В фильме после этих слов убийцы, посланные великим князем, ослепляют мастеров, приглашенных в Звенигород, чтобы построить там еще более красивый храм.

Идет XV век. Монголы терзают русские земли. Горят города и села. Льется кровь. Князья предают друг друга и, прикрываясь Церковью, мучают свой народ, который бежит от всех – монголов, князей и их веры. И вдруг посреди всей этой крови и грязи неожиданно звучит гимн любви!

Однако способны ли люди его услышать, если все, к чему прикасаются, они портят и губят? Как это произошло с мечтами о свободе и братстве, гуманизме и просвещении, правах человека и другими прекрасными идеями, которые все, казалось бы, уже безнадежно испорчены, и поэтому остается одно – признать эксперимент неудачным и закрыть лабораторию?

И все же не будем спешить. Ведь послание к коринфянам также было написано человеком. Как были созданы людьми иконы Рублева и фильм Тарковского. Значит, человек все же не безнадежен?

Думаю, что именно поиски ответа на эти вопросы, в итоге, привели меня в Церковь. А началось все с фильма, который тогда я досмотрел до конца. Как все-таки важно вовремя услышать нужные слова!

21. Они мешали строить социализм

– Дети свободны, а учителя я попрошу остаться! – звучат с последней парты слова, которые я уже давно приготовился услышать.

Восьмиклассники выходят из кабинета, а я остаюсь. Потому что учитель – это я. Точнее практикант, которому довелось вести урок в родной школе, надеясь, что никто из посторонних на него не придет, но эта надежда не сбылась.

Да еще как! Сегодня на мой урок пришла сама Елена Ивановна, заведующая кафедрой, одна из легенд нашего пединститута, который в этом году я заканчиваю и теперь, еще не факт, что благополучно закончу. Поскольку тема мне попалась непростая «Революции в Европе 1848—1849 годов. Возникновение марксизма», а там на каждом шагу ямы и ловушки.

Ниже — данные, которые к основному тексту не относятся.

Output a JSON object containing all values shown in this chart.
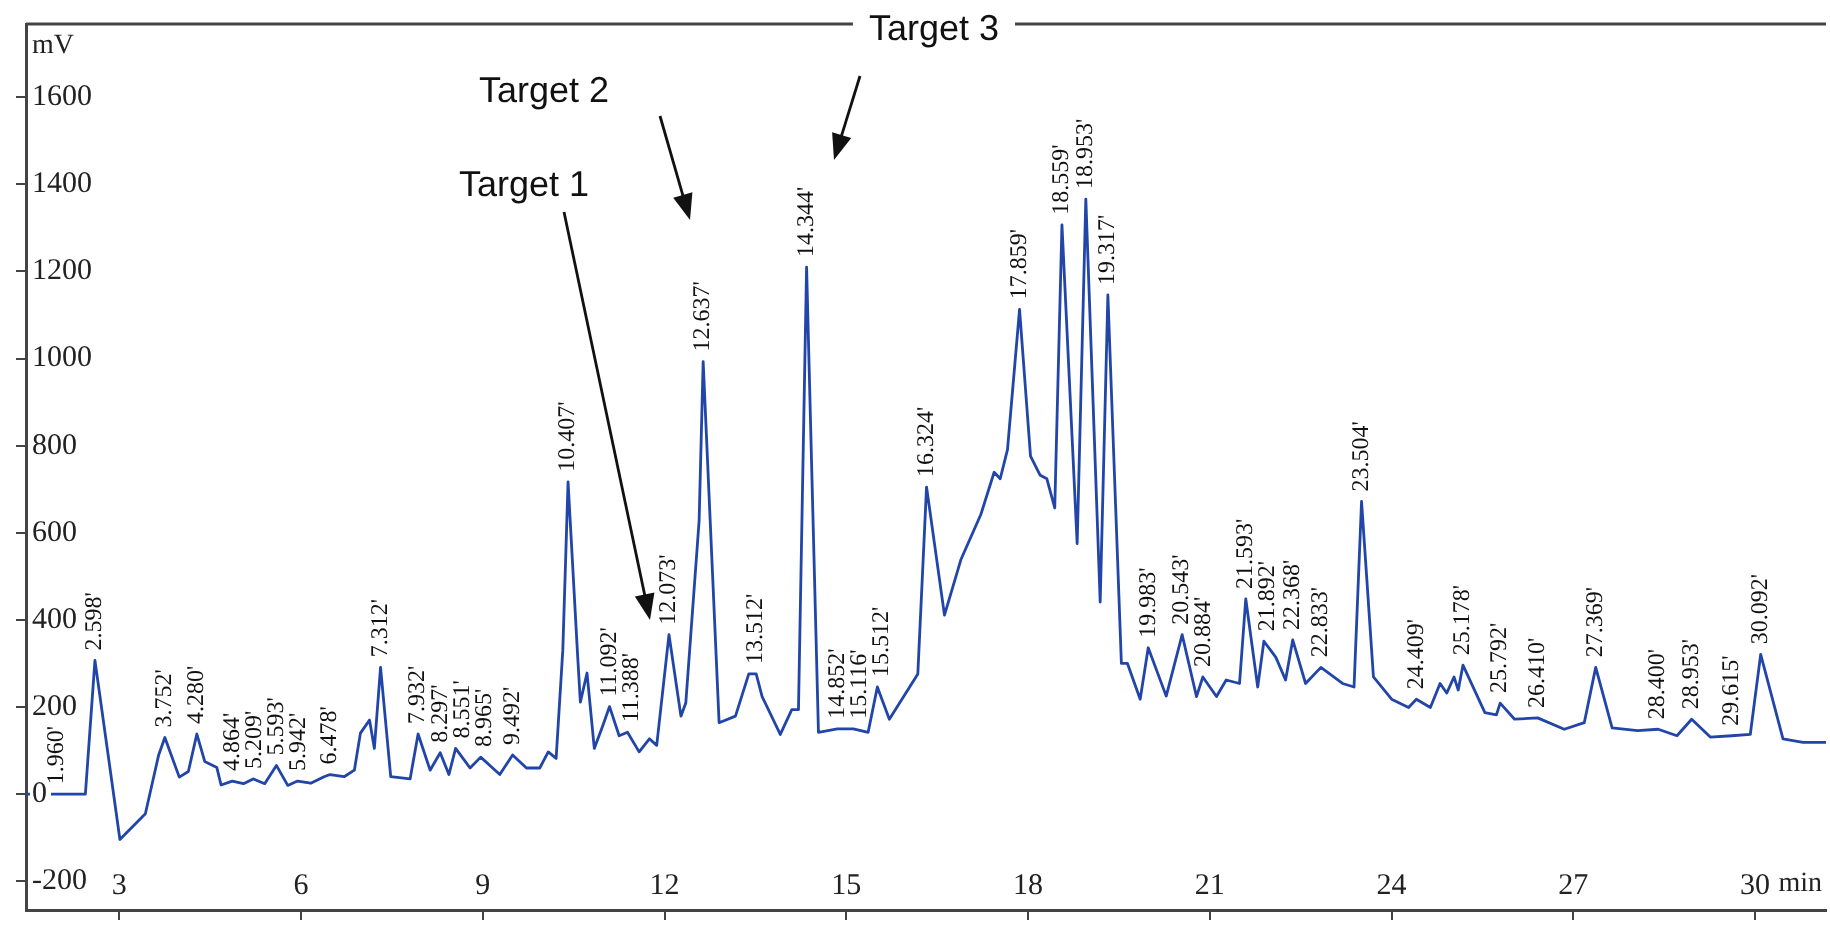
{
  "chart_data": {
    "type": "line",
    "xlabel": "min",
    "ylabel": "mV",
    "xlim": [
      1.46,
      31.17
    ],
    "ylim": [
      -266,
      1768
    ],
    "xticks": [
      3,
      6,
      9,
      12,
      15,
      18,
      21,
      24,
      27,
      30
    ],
    "yticks": [
      -200,
      0,
      200,
      400,
      600,
      800,
      1000,
      1200,
      1400,
      1600
    ],
    "grid": false,
    "legend": false,
    "marker": "none",
    "line_style": "solid",
    "x": [
      1.46,
      2.44,
      2.598,
      3.01,
      3.43,
      3.65,
      3.752,
      3.99,
      4.14,
      4.28,
      4.41,
      4.61,
      4.68,
      4.864,
      5.05,
      5.209,
      5.4,
      5.593,
      5.78,
      5.942,
      6.16,
      6.38,
      6.478,
      6.71,
      6.88,
      6.98,
      7.13,
      7.21,
      7.312,
      7.48,
      7.8,
      7.932,
      8.13,
      8.297,
      8.44,
      8.551,
      8.79,
      8.965,
      9.28,
      9.492,
      9.72,
      9.94,
      10.08,
      10.21,
      10.32,
      10.407,
      10.56,
      10.61,
      10.72,
      10.84,
      10.98,
      11.092,
      11.25,
      11.388,
      11.58,
      11.75,
      11.87,
      12.073,
      12.27,
      12.35,
      12.57,
      12.637,
      12.9,
      13.17,
      13.39,
      13.512,
      13.61,
      13.91,
      14.1,
      14.21,
      14.344,
      14.54,
      14.852,
      15.116,
      15.36,
      15.512,
      15.71,
      15.91,
      16.18,
      16.324,
      16.62,
      16.89,
      17.22,
      17.44,
      17.54,
      17.66,
      17.859,
      18.04,
      18.2,
      18.31,
      18.44,
      18.559,
      18.81,
      18.953,
      19.19,
      19.317,
      19.54,
      19.64,
      19.85,
      19.983,
      20.28,
      20.543,
      20.78,
      20.884,
      21.11,
      21.27,
      21.49,
      21.593,
      21.79,
      21.892,
      22.09,
      22.25,
      22.368,
      22.58,
      22.833,
      23.19,
      23.38,
      23.504,
      23.7,
      24.0,
      24.28,
      24.409,
      24.64,
      24.8,
      24.91,
      25.03,
      25.1,
      25.178,
      25.54,
      25.73,
      25.792,
      26.03,
      26.41,
      26.85,
      27.18,
      27.369,
      27.64,
      28.06,
      28.4,
      28.71,
      28.953,
      29.26,
      29.615,
      29.92,
      30.092,
      30.46,
      30.79,
      31.17
    ],
    "series": [
      {
        "color": "#2145a8",
        "values": [
          0,
          0,
          307,
          -104,
          -45,
          90,
          130,
          39,
          52,
          138,
          75,
          61,
          21,
          30,
          24,
          35,
          24,
          66,
          20,
          30,
          25,
          40,
          45,
          40,
          55,
          140,
          170,
          105,
          291,
          40,
          35,
          138,
          55,
          95,
          45,
          105,
          60,
          85,
          45,
          90,
          60,
          60,
          97,
          82,
          330,
          717,
          330,
          211,
          278,
          105,
          157,
          201,
          134,
          142,
          97,
          127,
          112,
          366,
          179,
          209,
          627,
          993,
          164,
          179,
          276,
          276,
          224,
          137,
          194,
          194,
          1210,
          142,
          150,
          150,
          142,
          246,
          172,
          216,
          276,
          705,
          411,
          538,
          642,
          739,
          724,
          791,
          1113,
          776,
          732,
          724,
          657,
          1307,
          575,
          1366,
          441,
          1146,
          300,
          300,
          218,
          336,
          225,
          366,
          224,
          269,
          224,
          262,
          254,
          448,
          246,
          351,
          314,
          262,
          354,
          254,
          291,
          254,
          246,
          672,
          269,
          218,
          199,
          218,
          199,
          254,
          232,
          269,
          239,
          296,
          187,
          182,
          209,
          172,
          175,
          149,
          164,
          291,
          152,
          146,
          149,
          134,
          172,
          131,
          134,
          137,
          321,
          127,
          119,
          119
        ]
      }
    ],
    "annotations": [
      "Target 1",
      "Target 2",
      "Target 3",
      {
        "text": "1.960'",
        "x": 1.96,
        "y": 0
      },
      {
        "text": "2.598'",
        "x": 2.598,
        "y": 307
      },
      {
        "text": "3.752'",
        "x": 3.752,
        "y": 130
      },
      {
        "text": "4.280'",
        "x": 4.28,
        "y": 138
      },
      {
        "text": "4.864'",
        "x": 4.864,
        "y": 30
      },
      {
        "text": "5.209'",
        "x": 5.209,
        "y": 35
      },
      {
        "text": "5.593'",
        "x": 5.593,
        "y": 66
      },
      {
        "text": "5.942'",
        "x": 5.942,
        "y": 30
      },
      {
        "text": "6.478'",
        "x": 6.478,
        "y": 45
      },
      {
        "text": "7.312'",
        "x": 7.312,
        "y": 291
      },
      {
        "text": "7.932'",
        "x": 7.932,
        "y": 138
      },
      {
        "text": "8.297'",
        "x": 8.297,
        "y": 95
      },
      {
        "text": "8.551'",
        "x": 8.551,
        "y": 105
      },
      {
        "text": "8.965'",
        "x": 8.965,
        "y": 85
      },
      {
        "text": "9.492'",
        "x": 9.492,
        "y": 90
      },
      {
        "text": "10.407'",
        "x": 10.407,
        "y": 717
      },
      {
        "text": "11.092'",
        "x": 11.092,
        "y": 201
      },
      {
        "text": "11.388'",
        "x": 11.388,
        "y": 142
      },
      {
        "text": "12.073'",
        "x": 12.073,
        "y": 366
      },
      {
        "text": "12.637'",
        "x": 12.637,
        "y": 993
      },
      {
        "text": "13.512'",
        "x": 13.512,
        "y": 276
      },
      {
        "text": "14.344'",
        "x": 14.344,
        "y": 1210
      },
      {
        "text": "14.852'",
        "x": 14.852,
        "y": 150
      },
      {
        "text": "15.116'",
        "x": 15.116,
        "y": 150
      },
      {
        "text": "15.512'",
        "x": 15.512,
        "y": 246
      },
      {
        "text": "16.324'",
        "x": 16.324,
        "y": 705
      },
      {
        "text": "17.859'",
        "x": 17.859,
        "y": 1113
      },
      {
        "text": "18.559'",
        "x": 18.559,
        "y": 1307
      },
      {
        "text": "18.953'",
        "x": 18.953,
        "y": 1366
      },
      {
        "text": "19.317'",
        "x": 19.317,
        "y": 1146
      },
      {
        "text": "19.983'",
        "x": 19.983,
        "y": 336
      },
      {
        "text": "20.543'",
        "x": 20.543,
        "y": 366
      },
      {
        "text": "20.884'",
        "x": 20.884,
        "y": 269
      },
      {
        "text": "21.593'",
        "x": 21.593,
        "y": 448
      },
      {
        "text": "21.892'",
        "x": 21.892,
        "y": 351
      },
      {
        "text": "22.368'",
        "x": 22.368,
        "y": 354
      },
      {
        "text": "22.833'",
        "x": 22.833,
        "y": 291
      },
      {
        "text": "23.504'",
        "x": 23.504,
        "y": 672
      },
      {
        "text": "24.409'",
        "x": 24.409,
        "y": 218
      },
      {
        "text": "25.178'",
        "x": 25.178,
        "y": 296
      },
      {
        "text": "25.792'",
        "x": 25.792,
        "y": 209
      },
      {
        "text": "26.410'",
        "x": 26.41,
        "y": 175
      },
      {
        "text": "27.369'",
        "x": 27.369,
        "y": 291
      },
      {
        "text": "28.400'",
        "x": 28.4,
        "y": 149
      },
      {
        "text": "28.953'",
        "x": 28.953,
        "y": 172
      },
      {
        "text": "29.615'",
        "x": 29.615,
        "y": 134
      },
      {
        "text": "30.092'",
        "x": 30.092,
        "y": 321
      }
    ]
  }
}
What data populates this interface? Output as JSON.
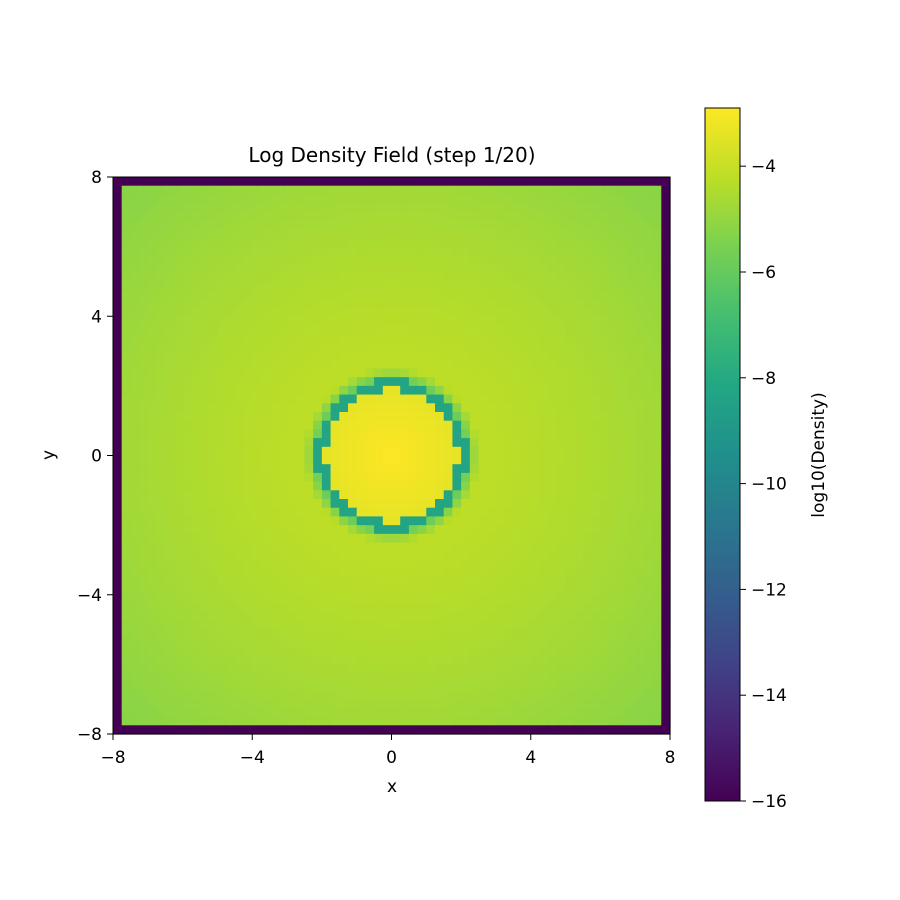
{
  "chart_data": {
    "type": "heatmap",
    "title": "Log Density Field (step 1/20)",
    "xlabel": "x",
    "ylabel": "y",
    "xlim": [
      -8,
      8
    ],
    "ylim": [
      -8,
      8
    ],
    "xticks": [
      -8,
      -4,
      0,
      4,
      8
    ],
    "yticks": [
      -8,
      -4,
      0,
      4,
      8
    ],
    "x_tick_labels": [
      "−8",
      "−4",
      "0",
      "4",
      "8"
    ],
    "y_tick_labels": [
      "−8",
      "−4",
      "0",
      "4",
      "8"
    ],
    "grid": false,
    "colormap": "viridis",
    "colorbar": {
      "label": "log10(Density)",
      "range": [
        -16,
        -2.9
      ],
      "ticks": [
        -16,
        -14,
        -12,
        -10,
        -8,
        -6,
        -4
      ],
      "tick_labels": [
        "−16",
        "−14",
        "−12",
        "−10",
        "−8",
        "−6",
        "−4"
      ]
    },
    "field_description_values": {
      "grid_cells_per_side": 64,
      "boundary_value": -16,
      "center_value": -2.9,
      "bubble_radius": 2.0,
      "ring_value": -8.3,
      "ambient_center_value": -4.1,
      "corner_value": -5.3
    }
  }
}
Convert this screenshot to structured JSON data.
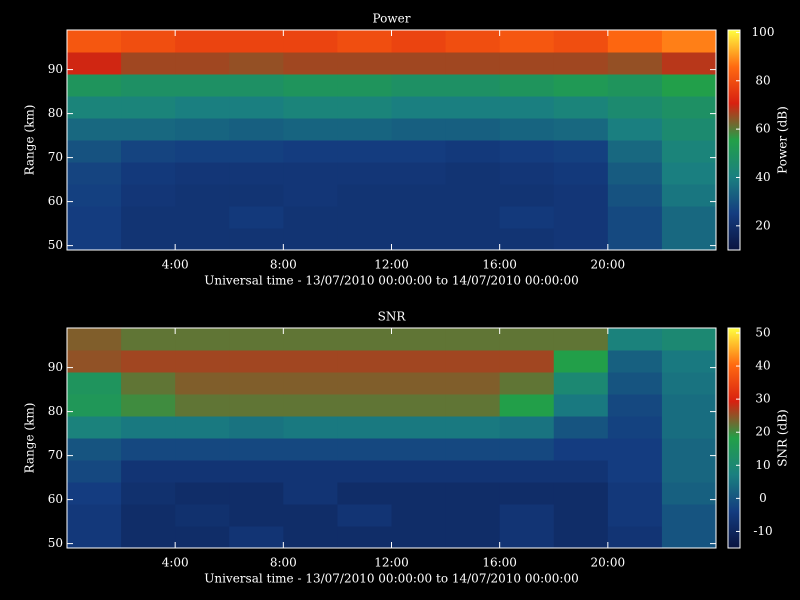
{
  "chart_data": [
    {
      "type": "heatmap",
      "title": "Power",
      "xlabel": "Universal time - 13/07/2010 00:00:00 to 14/07/2010 00:00:00",
      "ylabel": "Range (km)",
      "colorbar_label": "Power (dB)",
      "xlim": [
        0,
        24
      ],
      "ylim": [
        49,
        99
      ],
      "zlim": [
        10,
        101
      ],
      "xticks": [
        {
          "value": 4,
          "label": "4:00"
        },
        {
          "value": 8,
          "label": "8:00"
        },
        {
          "value": 12,
          "label": "12:00"
        },
        {
          "value": 16,
          "label": "16:00"
        },
        {
          "value": 20,
          "label": "20:00"
        }
      ],
      "yticks": [
        50,
        60,
        70,
        80,
        90
      ],
      "zticks": [
        20,
        40,
        60,
        80,
        100
      ],
      "colormap": [
        "#0a1440",
        "#143c80",
        "#1a8080",
        "#22a048",
        "#d82010",
        "#ff6a10",
        "#ffff40"
      ],
      "x_bins": [
        0,
        2,
        4,
        6,
        8,
        10,
        12,
        14,
        16,
        18,
        20,
        22,
        24
      ],
      "y_bins": [
        49,
        54,
        59,
        64,
        69,
        74,
        79,
        84,
        89,
        94,
        99
      ],
      "z": [
        [
          25,
          22,
          22,
          22,
          22,
          22,
          22,
          22,
          22,
          23,
          28,
          35
        ],
        [
          25,
          22,
          22,
          24,
          22,
          22,
          22,
          22,
          24,
          23,
          28,
          35
        ],
        [
          26,
          23,
          22,
          22,
          23,
          22,
          22,
          22,
          22,
          23,
          30,
          38
        ],
        [
          27,
          24,
          23,
          23,
          23,
          23,
          23,
          22,
          23,
          24,
          32,
          40
        ],
        [
          30,
          27,
          26,
          26,
          25,
          25,
          25,
          24,
          25,
          26,
          35,
          42
        ],
        [
          35,
          35,
          34,
          33,
          34,
          34,
          33,
          33,
          34,
          35,
          40,
          45
        ],
        [
          42,
          42,
          40,
          40,
          42,
          42,
          40,
          40,
          40,
          42,
          45,
          48
        ],
        [
          50,
          48,
          48,
          48,
          50,
          50,
          48,
          48,
          50,
          52,
          50,
          55
        ],
        [
          70,
          66,
          66,
          65,
          66,
          66,
          66,
          66,
          66,
          66,
          65,
          68
        ],
        [
          82,
          80,
          78,
          78,
          78,
          80,
          78,
          80,
          82,
          80,
          85,
          88
        ]
      ]
    },
    {
      "type": "heatmap",
      "title": "SNR",
      "xlabel": "Universal time - 13/07/2010 00:00:00 to 14/07/2010 00:00:00",
      "ylabel": "Range (km)",
      "colorbar_label": "SNR (dB)",
      "xlim": [
        0,
        24
      ],
      "ylim": [
        49,
        99
      ],
      "zlim": [
        -15,
        51.5
      ],
      "xticks": [
        {
          "value": 4,
          "label": "4:00"
        },
        {
          "value": 8,
          "label": "8:00"
        },
        {
          "value": 12,
          "label": "12:00"
        },
        {
          "value": 16,
          "label": "16:00"
        },
        {
          "value": 20,
          "label": "20:00"
        }
      ],
      "yticks": [
        50,
        60,
        70,
        80,
        90
      ],
      "zticks": [
        -10,
        0,
        10,
        20,
        30,
        40,
        50
      ],
      "colormap": [
        "#0a1440",
        "#143c80",
        "#1a8080",
        "#22a048",
        "#d82010",
        "#ff6a10",
        "#ffff40"
      ],
      "x_bins": [
        0,
        2,
        4,
        6,
        8,
        10,
        12,
        14,
        16,
        18,
        20,
        22,
        24
      ],
      "y_bins": [
        49,
        54,
        59,
        64,
        69,
        74,
        79,
        84,
        89,
        94,
        99
      ],
      "z": [
        [
          -5,
          -8,
          -8,
          -6,
          -8,
          -8,
          -8,
          -8,
          -6,
          -8,
          -6,
          0
        ],
        [
          -5,
          -8,
          -7,
          -8,
          -8,
          -6,
          -8,
          -8,
          -6,
          -8,
          -5,
          0
        ],
        [
          -4,
          -7,
          -8,
          -8,
          -6,
          -8,
          -8,
          -8,
          -8,
          -8,
          -5,
          2
        ],
        [
          -2,
          -6,
          -6,
          -6,
          -6,
          -6,
          -6,
          -6,
          -6,
          -6,
          -4,
          3
        ],
        [
          0,
          -2,
          -2,
          -2,
          -2,
          -2,
          -2,
          -2,
          -2,
          -4,
          -4,
          3
        ],
        [
          8,
          6,
          6,
          5,
          6,
          6,
          6,
          6,
          5,
          0,
          -3,
          4
        ],
        [
          15,
          20,
          22,
          22,
          22,
          22,
          22,
          22,
          18,
          6,
          -2,
          4
        ],
        [
          14,
          22,
          24,
          24,
          24,
          24,
          24,
          24,
          22,
          10,
          0,
          5
        ],
        [
          25,
          26,
          26,
          26,
          26,
          26,
          26,
          26,
          26,
          18,
          2,
          6
        ],
        [
          24,
          22,
          22,
          22,
          22,
          22,
          22,
          22,
          22,
          22,
          8,
          10
        ]
      ]
    }
  ]
}
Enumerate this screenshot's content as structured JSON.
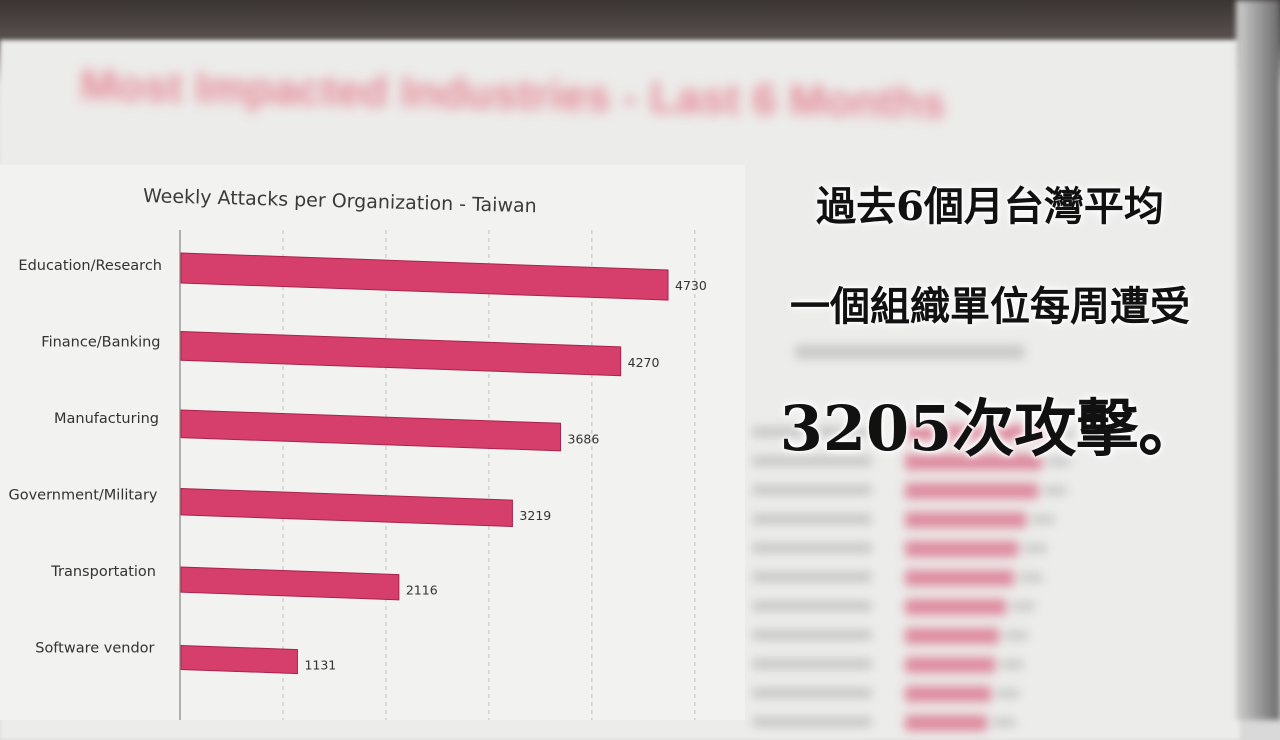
{
  "background": {
    "title": "Most Impacted Industries - Last 6 Months"
  },
  "caption": {
    "line1": "過去6個月台灣平均",
    "line2": "一個組織單位每周遭受",
    "line3": "3205次攻擊。"
  },
  "colors": {
    "bar": "#d63e6c",
    "bar_edge": "#a8244d",
    "title": "#e03a55"
  },
  "chart_data": {
    "type": "bar",
    "orientation": "horizontal",
    "title": "Weekly Attacks per Organization - Taiwan",
    "categories": [
      "Education/Research",
      "Finance/Banking",
      "Manufacturing",
      "Government/Military",
      "Transportation",
      "Software vendor"
    ],
    "values": [
      4730,
      4270,
      3686,
      3219,
      2116,
      1131
    ],
    "data_labels": [
      "4730",
      "4270",
      "3686",
      "3219",
      "2116",
      "1131"
    ],
    "xlim": [
      0,
      5000
    ],
    "grid": true
  }
}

Особенно, когда накануне всю ночь ты читал сборник «Вехи», авторы которого громят тот самый марксизм, а журнал «Огонек», который ты выписываешь, регулярно печатает статьи о жертвах сталинских репрессий. Но я вроде бы справился и не сказал об этом ни слова. Хотя так хотелось!

Закрываю дверь за последним учеником и сажусь за соседнюю парту. Елена Ивановна какое-то время молчит, деловито листая лежащую перед ней тетрадь, и затем, по-прежнему не поднимая глаз, совершенно спокойно, с интонацией хирурга, который в сотый готовится отрезать воспалившийся аппендикс, спрашивает:

– Скажите, за что Вы так не любите марксизм?

Я теряюсь, поскольку никак не ожидал, что разбор моего урока проверяющий начнет именно с такого вопроса.

– Простите, о чем Вы спросили?

– За что Вы не любите марксизм? – повторяет Елена Ивановна.

За пару секунд я мысленно прокручиваю в уме весь урок. Как она догадалась? Ведь я не сказал о Марксе ни одного плохого слова, а о Ленине и большевиках тем более. Казалось бы, обошел все ямы и ловушки. К тому же за окном «перестройка», и любить марксизм уже никто не обязан. Хотя впереди нас, выпускников, еще ждет экзамен по марксизму-ленинизму, на котором тебя могут легко завалить. Было бы желание!

Смотрю на проверяющую и неожиданно для самого себя отвечаю:

– А за что его любить? Вон сколько людей погибло!